According to internal reports from the Metropolitan Transit Authority, the New York subway system saw an increase in dirty cars last month after really rough journeys declined for five months overall.
The New York Post reports that there were 132 “single incidents of dirty car interiors” in May 2021, up from 118 in May 2020 when high levels of COVID drove down passenger numbers in New York City.
It includes 27 reports of trains covered in feces, 26 trains with vomit inside, 21 soaked with urine, and six cars with blood, according to MTA records.
Of course, there were fewer people on the subway in 2020, but when New Yorkers and tourists return, there will likely be turbulence on the trains as people adjust to the daily commute.
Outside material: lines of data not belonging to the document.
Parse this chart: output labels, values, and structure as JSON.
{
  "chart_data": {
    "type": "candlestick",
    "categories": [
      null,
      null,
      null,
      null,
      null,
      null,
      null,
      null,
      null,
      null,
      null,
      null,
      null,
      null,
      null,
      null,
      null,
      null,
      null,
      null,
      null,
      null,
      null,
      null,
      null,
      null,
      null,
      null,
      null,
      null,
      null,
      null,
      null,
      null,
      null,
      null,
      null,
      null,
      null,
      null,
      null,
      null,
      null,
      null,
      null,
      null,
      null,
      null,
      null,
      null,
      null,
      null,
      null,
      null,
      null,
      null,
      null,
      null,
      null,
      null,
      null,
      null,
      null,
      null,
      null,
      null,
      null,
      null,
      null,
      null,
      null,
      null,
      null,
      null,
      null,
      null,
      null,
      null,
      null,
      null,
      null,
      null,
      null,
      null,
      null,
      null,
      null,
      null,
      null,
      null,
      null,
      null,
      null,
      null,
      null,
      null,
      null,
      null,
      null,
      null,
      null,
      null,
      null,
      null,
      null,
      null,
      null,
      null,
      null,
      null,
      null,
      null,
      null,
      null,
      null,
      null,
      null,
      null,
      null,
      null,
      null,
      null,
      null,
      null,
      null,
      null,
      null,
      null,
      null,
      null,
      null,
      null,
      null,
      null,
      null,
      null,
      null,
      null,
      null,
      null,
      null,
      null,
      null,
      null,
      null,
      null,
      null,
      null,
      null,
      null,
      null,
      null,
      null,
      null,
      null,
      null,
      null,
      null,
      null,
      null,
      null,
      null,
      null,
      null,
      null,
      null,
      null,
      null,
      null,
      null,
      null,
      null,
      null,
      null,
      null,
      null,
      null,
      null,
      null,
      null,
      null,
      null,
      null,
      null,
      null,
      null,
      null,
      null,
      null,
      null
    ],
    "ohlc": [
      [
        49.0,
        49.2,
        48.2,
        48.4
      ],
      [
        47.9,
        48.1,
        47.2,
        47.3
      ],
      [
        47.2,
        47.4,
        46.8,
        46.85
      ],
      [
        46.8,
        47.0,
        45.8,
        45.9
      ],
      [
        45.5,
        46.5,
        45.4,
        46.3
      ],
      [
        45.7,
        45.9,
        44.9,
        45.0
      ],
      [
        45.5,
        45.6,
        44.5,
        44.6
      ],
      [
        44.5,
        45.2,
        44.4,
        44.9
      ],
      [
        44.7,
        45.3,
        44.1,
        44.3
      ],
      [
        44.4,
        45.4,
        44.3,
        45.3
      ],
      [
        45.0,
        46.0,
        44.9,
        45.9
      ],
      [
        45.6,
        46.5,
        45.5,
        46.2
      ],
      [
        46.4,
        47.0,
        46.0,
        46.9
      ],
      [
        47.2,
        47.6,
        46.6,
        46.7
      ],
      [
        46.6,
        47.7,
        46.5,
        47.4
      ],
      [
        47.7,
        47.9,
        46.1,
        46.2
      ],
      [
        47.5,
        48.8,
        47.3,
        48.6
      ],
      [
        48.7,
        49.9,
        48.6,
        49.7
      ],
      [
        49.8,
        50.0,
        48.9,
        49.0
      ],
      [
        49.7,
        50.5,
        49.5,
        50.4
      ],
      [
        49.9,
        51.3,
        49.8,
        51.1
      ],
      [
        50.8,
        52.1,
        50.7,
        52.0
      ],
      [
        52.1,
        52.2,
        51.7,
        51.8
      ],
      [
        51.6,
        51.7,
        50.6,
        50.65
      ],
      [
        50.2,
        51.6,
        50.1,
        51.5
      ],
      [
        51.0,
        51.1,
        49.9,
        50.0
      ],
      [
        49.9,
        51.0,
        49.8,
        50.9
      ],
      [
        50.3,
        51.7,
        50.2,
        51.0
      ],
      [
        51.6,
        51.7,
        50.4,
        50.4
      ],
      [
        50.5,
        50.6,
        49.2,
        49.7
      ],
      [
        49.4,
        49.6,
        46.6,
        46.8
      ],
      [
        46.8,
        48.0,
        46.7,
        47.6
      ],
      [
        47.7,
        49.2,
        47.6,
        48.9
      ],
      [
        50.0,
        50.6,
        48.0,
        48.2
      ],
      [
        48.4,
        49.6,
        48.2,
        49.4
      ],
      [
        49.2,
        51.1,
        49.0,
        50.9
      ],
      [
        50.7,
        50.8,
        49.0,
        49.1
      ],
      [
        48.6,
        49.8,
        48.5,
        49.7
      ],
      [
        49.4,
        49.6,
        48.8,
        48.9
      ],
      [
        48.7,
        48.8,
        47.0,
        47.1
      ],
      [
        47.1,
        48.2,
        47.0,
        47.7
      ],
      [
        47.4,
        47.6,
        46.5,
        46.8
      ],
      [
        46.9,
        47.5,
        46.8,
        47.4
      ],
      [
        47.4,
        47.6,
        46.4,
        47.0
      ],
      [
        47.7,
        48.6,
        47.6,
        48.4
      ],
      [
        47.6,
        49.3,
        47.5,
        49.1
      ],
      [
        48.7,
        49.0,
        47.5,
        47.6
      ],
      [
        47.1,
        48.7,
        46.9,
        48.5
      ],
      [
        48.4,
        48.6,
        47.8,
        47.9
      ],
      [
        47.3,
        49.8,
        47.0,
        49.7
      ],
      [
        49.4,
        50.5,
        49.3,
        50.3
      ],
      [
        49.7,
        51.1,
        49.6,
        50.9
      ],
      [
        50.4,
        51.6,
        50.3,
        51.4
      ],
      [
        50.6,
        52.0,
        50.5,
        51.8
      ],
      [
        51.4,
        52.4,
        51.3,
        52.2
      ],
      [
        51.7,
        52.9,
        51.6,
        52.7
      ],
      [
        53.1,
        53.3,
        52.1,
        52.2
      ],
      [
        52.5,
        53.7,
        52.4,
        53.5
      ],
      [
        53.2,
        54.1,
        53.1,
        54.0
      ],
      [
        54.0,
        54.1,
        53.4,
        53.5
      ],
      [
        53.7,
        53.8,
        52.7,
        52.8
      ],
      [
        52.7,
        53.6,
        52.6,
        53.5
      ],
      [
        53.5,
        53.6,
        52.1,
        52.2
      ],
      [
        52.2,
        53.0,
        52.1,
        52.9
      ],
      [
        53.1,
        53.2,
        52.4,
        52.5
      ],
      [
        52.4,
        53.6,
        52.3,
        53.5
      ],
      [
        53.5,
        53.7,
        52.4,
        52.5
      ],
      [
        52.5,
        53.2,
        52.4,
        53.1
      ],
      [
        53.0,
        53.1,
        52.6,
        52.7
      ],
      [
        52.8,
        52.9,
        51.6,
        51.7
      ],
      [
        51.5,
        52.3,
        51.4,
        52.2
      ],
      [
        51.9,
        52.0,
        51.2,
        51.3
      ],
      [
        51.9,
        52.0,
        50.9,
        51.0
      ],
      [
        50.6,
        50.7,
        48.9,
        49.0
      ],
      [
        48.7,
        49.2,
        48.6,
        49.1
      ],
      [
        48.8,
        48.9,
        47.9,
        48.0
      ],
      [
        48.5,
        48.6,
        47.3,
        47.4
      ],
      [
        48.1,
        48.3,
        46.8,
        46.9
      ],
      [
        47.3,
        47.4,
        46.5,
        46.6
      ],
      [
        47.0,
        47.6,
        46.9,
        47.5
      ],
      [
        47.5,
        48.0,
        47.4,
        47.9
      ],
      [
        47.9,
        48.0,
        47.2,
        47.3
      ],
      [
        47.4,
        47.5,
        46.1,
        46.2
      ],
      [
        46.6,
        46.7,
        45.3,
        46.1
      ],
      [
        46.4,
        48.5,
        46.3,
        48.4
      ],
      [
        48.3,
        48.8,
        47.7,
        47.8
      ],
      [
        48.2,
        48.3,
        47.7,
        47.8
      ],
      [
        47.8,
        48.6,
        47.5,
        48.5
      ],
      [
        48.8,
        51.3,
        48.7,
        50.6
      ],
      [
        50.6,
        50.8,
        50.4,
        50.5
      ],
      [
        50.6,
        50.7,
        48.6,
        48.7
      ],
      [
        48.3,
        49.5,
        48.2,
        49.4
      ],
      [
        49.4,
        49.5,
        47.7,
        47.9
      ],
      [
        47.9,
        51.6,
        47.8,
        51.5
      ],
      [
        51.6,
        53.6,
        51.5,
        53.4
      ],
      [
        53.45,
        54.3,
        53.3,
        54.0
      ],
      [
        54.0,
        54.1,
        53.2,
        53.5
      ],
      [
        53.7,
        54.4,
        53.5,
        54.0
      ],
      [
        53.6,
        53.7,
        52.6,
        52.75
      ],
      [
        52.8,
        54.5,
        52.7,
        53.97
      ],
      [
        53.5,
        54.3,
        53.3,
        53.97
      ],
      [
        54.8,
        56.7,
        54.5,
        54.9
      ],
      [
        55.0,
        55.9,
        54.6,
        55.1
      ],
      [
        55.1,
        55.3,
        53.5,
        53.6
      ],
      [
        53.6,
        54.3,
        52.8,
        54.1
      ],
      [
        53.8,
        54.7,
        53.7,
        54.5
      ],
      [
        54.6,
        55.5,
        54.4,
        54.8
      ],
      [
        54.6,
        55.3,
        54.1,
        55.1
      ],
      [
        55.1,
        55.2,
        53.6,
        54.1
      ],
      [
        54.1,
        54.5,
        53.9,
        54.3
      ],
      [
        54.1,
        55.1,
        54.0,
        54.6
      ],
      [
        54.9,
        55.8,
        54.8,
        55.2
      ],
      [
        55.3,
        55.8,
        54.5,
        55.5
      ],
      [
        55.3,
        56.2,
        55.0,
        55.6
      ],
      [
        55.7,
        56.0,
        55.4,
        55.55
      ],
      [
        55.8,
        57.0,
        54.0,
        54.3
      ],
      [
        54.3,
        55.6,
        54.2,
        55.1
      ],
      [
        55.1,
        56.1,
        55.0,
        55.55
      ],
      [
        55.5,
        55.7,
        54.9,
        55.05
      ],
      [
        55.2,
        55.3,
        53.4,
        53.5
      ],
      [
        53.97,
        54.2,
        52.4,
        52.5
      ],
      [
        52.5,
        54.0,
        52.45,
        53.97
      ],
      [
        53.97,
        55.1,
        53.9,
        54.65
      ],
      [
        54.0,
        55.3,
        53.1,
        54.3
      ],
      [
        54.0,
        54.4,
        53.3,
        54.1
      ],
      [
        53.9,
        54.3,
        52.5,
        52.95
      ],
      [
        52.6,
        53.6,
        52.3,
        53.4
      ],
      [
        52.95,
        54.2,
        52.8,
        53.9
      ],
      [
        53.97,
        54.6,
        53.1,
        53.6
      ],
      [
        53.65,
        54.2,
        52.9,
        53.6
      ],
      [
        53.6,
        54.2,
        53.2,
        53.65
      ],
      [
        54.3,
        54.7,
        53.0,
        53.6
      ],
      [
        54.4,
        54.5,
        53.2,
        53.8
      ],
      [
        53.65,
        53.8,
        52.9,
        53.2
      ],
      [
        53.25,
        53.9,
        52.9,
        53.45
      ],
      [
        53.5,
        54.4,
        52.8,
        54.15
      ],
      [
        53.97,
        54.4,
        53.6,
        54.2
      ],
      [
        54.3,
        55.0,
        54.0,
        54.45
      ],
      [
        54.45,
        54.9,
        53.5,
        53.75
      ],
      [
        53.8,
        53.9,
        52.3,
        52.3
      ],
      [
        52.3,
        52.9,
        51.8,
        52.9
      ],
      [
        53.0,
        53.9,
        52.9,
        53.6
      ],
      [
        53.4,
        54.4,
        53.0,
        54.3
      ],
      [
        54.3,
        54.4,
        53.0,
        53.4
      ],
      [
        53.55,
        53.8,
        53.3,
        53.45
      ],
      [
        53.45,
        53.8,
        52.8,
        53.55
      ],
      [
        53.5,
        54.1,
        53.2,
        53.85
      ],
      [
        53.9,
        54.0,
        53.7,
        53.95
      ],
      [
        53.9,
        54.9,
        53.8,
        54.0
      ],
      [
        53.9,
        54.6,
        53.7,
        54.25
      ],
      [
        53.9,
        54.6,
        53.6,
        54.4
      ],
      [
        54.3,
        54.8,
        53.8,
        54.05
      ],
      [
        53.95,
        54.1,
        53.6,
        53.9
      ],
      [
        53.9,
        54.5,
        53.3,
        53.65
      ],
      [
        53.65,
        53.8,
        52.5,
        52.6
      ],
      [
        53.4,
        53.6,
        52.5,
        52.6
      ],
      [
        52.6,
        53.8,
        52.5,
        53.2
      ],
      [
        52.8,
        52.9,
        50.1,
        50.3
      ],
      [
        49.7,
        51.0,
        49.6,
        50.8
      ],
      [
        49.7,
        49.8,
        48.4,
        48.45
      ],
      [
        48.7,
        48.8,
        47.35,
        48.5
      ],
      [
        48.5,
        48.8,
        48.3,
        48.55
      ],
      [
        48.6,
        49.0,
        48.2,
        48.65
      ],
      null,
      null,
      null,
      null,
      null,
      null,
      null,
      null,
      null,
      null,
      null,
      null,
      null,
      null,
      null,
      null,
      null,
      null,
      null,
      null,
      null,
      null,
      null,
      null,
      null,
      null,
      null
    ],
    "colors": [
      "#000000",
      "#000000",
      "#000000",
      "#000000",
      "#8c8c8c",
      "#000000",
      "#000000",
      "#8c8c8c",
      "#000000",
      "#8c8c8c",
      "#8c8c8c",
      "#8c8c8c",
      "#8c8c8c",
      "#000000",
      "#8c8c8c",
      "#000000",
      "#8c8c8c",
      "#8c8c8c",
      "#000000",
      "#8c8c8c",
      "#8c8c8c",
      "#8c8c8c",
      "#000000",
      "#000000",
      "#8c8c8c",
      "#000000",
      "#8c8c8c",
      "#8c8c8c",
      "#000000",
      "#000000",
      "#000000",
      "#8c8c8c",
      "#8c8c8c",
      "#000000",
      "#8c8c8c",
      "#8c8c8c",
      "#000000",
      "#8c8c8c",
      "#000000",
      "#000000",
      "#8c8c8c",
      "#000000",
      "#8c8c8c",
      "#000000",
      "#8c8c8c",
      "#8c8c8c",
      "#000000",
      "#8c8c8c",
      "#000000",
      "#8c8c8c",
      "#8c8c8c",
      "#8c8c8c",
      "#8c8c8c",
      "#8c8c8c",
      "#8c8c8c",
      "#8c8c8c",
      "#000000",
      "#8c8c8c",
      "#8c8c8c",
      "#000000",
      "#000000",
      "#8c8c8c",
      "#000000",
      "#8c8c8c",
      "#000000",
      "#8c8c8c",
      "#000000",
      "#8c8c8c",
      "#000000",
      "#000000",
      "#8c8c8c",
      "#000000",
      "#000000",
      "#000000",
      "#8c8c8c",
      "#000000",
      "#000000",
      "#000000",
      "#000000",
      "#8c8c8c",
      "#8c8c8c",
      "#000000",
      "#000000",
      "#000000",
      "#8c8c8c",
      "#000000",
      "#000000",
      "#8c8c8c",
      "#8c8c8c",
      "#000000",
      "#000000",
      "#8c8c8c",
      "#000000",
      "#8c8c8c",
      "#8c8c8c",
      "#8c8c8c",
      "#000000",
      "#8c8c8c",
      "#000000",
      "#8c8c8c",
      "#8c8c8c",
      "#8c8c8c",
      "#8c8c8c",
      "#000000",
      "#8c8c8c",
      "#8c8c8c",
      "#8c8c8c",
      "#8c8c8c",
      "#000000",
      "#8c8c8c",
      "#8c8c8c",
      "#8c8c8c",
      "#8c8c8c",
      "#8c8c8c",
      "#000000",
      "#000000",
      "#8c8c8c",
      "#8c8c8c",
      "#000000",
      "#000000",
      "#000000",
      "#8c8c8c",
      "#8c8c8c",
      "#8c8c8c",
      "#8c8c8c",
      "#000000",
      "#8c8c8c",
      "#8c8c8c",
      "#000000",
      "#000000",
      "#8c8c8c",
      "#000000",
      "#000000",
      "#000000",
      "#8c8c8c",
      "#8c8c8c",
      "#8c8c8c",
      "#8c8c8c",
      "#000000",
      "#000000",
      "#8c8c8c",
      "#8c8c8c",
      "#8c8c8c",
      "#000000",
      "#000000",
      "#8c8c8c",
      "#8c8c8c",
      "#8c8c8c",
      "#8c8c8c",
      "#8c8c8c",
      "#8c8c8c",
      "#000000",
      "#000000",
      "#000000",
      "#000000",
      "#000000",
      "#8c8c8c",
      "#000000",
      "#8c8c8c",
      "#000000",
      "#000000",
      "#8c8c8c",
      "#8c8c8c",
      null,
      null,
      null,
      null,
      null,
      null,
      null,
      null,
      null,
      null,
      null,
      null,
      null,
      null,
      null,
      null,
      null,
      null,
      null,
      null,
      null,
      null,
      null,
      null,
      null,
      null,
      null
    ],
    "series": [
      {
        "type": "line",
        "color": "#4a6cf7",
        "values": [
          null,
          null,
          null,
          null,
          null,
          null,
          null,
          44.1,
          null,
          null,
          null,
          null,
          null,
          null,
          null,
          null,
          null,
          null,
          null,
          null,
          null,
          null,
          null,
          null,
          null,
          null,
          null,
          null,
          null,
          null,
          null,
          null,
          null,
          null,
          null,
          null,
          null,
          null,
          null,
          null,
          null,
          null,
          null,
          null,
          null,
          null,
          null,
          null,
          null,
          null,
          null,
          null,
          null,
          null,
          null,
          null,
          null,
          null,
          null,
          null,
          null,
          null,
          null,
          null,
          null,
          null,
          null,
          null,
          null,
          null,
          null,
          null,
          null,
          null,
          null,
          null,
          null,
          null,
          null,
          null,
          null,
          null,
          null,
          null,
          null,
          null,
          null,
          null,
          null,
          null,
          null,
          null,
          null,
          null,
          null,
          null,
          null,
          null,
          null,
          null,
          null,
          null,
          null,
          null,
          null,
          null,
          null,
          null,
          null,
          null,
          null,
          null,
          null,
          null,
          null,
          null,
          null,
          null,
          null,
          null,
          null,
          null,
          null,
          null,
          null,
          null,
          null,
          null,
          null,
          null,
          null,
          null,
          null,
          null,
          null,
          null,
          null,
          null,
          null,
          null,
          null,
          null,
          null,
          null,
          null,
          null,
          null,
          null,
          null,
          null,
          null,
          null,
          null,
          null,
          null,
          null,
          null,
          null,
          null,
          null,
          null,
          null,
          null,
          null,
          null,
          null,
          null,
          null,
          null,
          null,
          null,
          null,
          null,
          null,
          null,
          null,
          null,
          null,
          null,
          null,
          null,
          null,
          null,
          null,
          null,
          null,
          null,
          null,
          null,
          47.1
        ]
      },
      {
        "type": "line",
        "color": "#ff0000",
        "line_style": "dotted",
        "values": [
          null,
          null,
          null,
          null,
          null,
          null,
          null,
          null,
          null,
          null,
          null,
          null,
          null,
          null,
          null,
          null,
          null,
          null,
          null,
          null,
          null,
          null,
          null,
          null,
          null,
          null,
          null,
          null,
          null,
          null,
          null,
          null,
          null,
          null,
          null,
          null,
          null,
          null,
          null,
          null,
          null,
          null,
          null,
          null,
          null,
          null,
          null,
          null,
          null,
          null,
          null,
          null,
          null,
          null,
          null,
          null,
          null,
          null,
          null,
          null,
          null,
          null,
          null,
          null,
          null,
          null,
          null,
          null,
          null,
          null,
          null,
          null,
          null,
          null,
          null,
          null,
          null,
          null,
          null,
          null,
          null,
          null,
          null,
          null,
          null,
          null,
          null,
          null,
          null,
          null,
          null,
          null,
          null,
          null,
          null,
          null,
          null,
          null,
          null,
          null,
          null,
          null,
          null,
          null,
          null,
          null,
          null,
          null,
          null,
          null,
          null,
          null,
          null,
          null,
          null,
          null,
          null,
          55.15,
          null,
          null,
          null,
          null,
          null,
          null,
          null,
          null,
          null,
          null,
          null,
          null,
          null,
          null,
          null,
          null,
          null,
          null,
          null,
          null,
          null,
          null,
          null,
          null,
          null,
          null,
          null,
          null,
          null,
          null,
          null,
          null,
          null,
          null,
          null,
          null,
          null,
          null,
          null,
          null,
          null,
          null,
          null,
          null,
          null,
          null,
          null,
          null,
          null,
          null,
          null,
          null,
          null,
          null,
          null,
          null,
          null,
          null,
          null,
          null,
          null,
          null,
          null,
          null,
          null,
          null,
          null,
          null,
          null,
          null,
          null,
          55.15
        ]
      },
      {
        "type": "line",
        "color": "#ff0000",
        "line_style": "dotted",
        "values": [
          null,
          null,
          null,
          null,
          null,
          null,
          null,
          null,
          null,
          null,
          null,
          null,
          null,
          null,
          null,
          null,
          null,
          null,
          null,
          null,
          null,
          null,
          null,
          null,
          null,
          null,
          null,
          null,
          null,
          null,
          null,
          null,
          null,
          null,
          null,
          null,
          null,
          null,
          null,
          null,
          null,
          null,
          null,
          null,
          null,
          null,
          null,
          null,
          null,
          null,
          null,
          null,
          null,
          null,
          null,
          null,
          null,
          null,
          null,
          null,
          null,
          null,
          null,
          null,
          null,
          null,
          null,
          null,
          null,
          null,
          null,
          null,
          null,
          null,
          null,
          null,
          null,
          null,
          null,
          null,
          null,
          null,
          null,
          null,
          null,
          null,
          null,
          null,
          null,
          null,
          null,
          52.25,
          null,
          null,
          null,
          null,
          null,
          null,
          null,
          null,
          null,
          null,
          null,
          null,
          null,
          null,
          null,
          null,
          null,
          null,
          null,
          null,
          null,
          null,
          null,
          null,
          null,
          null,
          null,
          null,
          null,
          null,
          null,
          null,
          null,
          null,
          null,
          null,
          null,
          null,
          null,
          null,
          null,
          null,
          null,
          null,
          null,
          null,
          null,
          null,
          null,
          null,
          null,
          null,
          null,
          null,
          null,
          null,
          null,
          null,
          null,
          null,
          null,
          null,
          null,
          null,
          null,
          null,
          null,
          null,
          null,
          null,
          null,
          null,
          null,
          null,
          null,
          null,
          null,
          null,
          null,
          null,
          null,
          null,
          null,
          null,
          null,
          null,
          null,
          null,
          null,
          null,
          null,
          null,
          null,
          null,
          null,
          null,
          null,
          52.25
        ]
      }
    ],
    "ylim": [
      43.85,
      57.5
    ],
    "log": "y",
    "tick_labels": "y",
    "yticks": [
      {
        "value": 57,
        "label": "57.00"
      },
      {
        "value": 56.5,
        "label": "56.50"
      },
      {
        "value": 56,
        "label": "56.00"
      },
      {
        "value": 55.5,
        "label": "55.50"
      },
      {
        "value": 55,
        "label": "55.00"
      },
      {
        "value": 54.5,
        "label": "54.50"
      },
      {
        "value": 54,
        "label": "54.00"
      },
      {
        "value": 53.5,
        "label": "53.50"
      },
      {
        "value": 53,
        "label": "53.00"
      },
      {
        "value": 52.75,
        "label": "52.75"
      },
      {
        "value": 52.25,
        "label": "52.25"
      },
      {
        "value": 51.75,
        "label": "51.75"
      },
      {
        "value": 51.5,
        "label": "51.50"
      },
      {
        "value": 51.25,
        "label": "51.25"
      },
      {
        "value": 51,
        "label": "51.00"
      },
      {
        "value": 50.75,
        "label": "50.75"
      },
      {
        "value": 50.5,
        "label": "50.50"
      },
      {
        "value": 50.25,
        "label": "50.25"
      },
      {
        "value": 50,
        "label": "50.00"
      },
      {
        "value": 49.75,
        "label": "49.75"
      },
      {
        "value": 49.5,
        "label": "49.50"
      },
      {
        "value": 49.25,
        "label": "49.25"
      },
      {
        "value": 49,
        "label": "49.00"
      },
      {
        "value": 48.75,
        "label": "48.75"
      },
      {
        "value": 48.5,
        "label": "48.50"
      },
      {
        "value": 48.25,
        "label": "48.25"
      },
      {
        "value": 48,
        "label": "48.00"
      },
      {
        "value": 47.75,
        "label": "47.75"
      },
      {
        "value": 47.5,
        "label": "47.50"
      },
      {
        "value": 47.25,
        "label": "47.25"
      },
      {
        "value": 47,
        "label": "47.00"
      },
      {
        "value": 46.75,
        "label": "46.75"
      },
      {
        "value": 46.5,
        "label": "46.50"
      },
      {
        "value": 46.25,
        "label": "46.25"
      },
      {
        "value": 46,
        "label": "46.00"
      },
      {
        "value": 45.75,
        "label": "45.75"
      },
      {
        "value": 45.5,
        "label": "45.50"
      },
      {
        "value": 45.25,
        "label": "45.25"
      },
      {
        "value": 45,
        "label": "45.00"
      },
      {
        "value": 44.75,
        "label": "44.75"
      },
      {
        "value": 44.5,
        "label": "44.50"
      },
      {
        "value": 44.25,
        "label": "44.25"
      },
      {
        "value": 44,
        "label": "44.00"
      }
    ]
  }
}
In the past month, polluted cars resulted in more than 25 hours of delays, according to internal documents.
Beyond human waste, cars and “Covid-19 cleaning quantities” for the pulled trains were devastated. At least 19 of the 132 reports on cars also mentioned “either homeless or unruly subway drivers,” according to the Post.
One train had needles strewn on the floor while another had an obvious bed bug infestation.
The workers recorded a total of 1,090 contaminated cars in 2021 by June 14, the MTA said.
New York saw a sharp spike in homelessness during its exacerbated pandemic year, and the reality that many without shelter face continues as the city re-forms around them. A symptom of this wave is the increased presence of people without accommodation in the subway, which offers shelter for many.
The “unruly” behavior is also worrying, according to a statement by MTA spokesman Andrei Berman, and something that needs to be addressed.
“Such incidents are unfortunate. They are unsanitary to our customers and deeply unfair and disruptive to cleaners, ”he said. “They are also a reminder that more mental health and social service support is needed in the city and throughout the system.”